Revisito esse momento na terceira e última temporada da série-adaptação dos 13 livros (treze é um número relevante no universo criado por Snicket, acredito que por aludir ao azar, elemento chave na jornada dos irmãos), meticulosamente transferida para as telinhas por ter sido “roteirizada” pelo próprio autor. É fantástico ver em cores o que uma mente infantil imaginava através de palavras; a série cativa justamente por permitir esse encontro de artes e percepções do passado e presente agora adulto.

O que será que espera pelos os três irmãos ?
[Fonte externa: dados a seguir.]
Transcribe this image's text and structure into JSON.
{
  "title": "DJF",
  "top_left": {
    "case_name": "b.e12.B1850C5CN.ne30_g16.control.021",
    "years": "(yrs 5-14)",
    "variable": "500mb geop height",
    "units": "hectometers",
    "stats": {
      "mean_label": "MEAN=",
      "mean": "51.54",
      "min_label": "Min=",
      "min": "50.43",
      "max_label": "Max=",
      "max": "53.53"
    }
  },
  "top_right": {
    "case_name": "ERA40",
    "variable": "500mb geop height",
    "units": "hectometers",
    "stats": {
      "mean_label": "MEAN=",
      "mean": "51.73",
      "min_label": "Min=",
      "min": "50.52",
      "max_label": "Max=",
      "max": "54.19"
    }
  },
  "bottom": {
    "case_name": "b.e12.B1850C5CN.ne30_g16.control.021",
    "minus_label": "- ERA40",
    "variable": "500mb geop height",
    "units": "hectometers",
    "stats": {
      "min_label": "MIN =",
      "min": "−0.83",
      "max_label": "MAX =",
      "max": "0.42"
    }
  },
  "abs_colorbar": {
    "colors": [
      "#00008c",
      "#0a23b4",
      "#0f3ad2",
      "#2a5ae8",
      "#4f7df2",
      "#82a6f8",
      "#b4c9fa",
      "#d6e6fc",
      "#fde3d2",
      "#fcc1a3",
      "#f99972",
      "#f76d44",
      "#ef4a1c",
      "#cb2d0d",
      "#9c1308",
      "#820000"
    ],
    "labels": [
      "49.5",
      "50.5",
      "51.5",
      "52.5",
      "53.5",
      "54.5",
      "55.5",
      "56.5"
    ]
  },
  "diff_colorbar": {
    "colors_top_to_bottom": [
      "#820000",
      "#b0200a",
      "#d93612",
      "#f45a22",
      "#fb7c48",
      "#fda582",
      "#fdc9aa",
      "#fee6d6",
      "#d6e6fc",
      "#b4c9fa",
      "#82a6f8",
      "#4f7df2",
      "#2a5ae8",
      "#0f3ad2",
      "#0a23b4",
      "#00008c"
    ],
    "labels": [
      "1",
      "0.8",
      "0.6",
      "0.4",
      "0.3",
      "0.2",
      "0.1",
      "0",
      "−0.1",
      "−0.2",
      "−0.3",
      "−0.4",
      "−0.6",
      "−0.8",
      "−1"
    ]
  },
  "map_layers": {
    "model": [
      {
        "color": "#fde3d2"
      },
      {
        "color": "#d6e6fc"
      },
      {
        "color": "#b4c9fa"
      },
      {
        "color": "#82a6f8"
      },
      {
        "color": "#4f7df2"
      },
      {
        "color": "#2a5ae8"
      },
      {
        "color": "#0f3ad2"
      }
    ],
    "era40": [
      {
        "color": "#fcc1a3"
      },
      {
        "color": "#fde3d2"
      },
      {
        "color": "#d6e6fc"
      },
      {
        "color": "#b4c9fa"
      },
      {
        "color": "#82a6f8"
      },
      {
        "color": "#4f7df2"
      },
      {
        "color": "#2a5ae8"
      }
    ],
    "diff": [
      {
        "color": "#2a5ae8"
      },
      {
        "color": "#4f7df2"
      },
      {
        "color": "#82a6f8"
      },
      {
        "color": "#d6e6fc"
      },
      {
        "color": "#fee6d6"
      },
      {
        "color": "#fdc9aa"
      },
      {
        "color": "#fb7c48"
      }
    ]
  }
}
Continuamos com a clássica fórmula de Livramento de Apuros > Empreitada > Conde Olaf estraga tudo, agora nos demais cenários. A começar pelo Escorregador de Gelo, em um topo de montanha glacial; A Gruta Gorgônia, num submarino nas profundezas do mar; O Penúltimo Perigo, em um hotel cinco estrelas e, finalmente, O Fim, numa ilha que faz menção à Ilha de Huxley (ultimamente todas as críticas tem levado à ele, não é mesmo?). O caminho dos nossos protagonistas se cruza com novos personagens e personagens em desenvolvimento desde as demais temporada, dentre eles Kit Snicket, Carmelita Spats (ranço), Juíza Strauss e etc.

Um fato aleatório, mas que para alguns esquisitos assim como eu pode ser curioso é que mentalmente fiz um crossover de duas séries por conta do elenco que se encontrou. Will Arnett e Tony Hale, conhecidos por “Arrested Development”; Cobie Smulders e Neil Patrick Harris e “How I Met Your Mother”. Agora que já tirei essa informação da minha perturbada mente, prossigamos. Falemos de Neil Patrick, figura que dá um tanto de sentido para a série ser tão boa e também seu produtor. Na terceira temporada, Conde Olaf é retratado com mais humanidade, o que é interessante… no entanto, senti falta da característica acidez e tiradas vilanescas que agraciaram as temporadas anteriores. Muito disto se dá pelo fato de menos tempo ser investido em Olaf e mais nas histórias paralelas que vão fazendo sentido nessa finale.

Poxa, Neil Patrick Harris, sem defeitos.

Por fim, literalmente, a série opta por um final ligeiramente diferente dos livros – mais otimista, por incrível que pareça -, muito provavelmente como um resultado de ideias que o autor à época não teve ou optou por não seguir. Por conta disso, acho razoável que tenha seguido o caminho que seguiu, apesar de ser obrigada a cair na tentação de dizer que “o livro é melhor”. Desculpe, Rene. Sei que são mídias diferentes, blábláblá. Mas aprecio profundamente uma desgraceira das piores possíveis, logo…

Ainda com essa ressalva, Desventuras em Série é brilhantemente orquestrada, seja retirando palavra por palavra dos livros, seja acrescentando atualizações de nossa década. Teatral, acessível e, mais que tudo, flexível por seu conteúdo servir bem à adultos ou crianças – ou os que flertam, como eu, entre um estágio e outro da vida.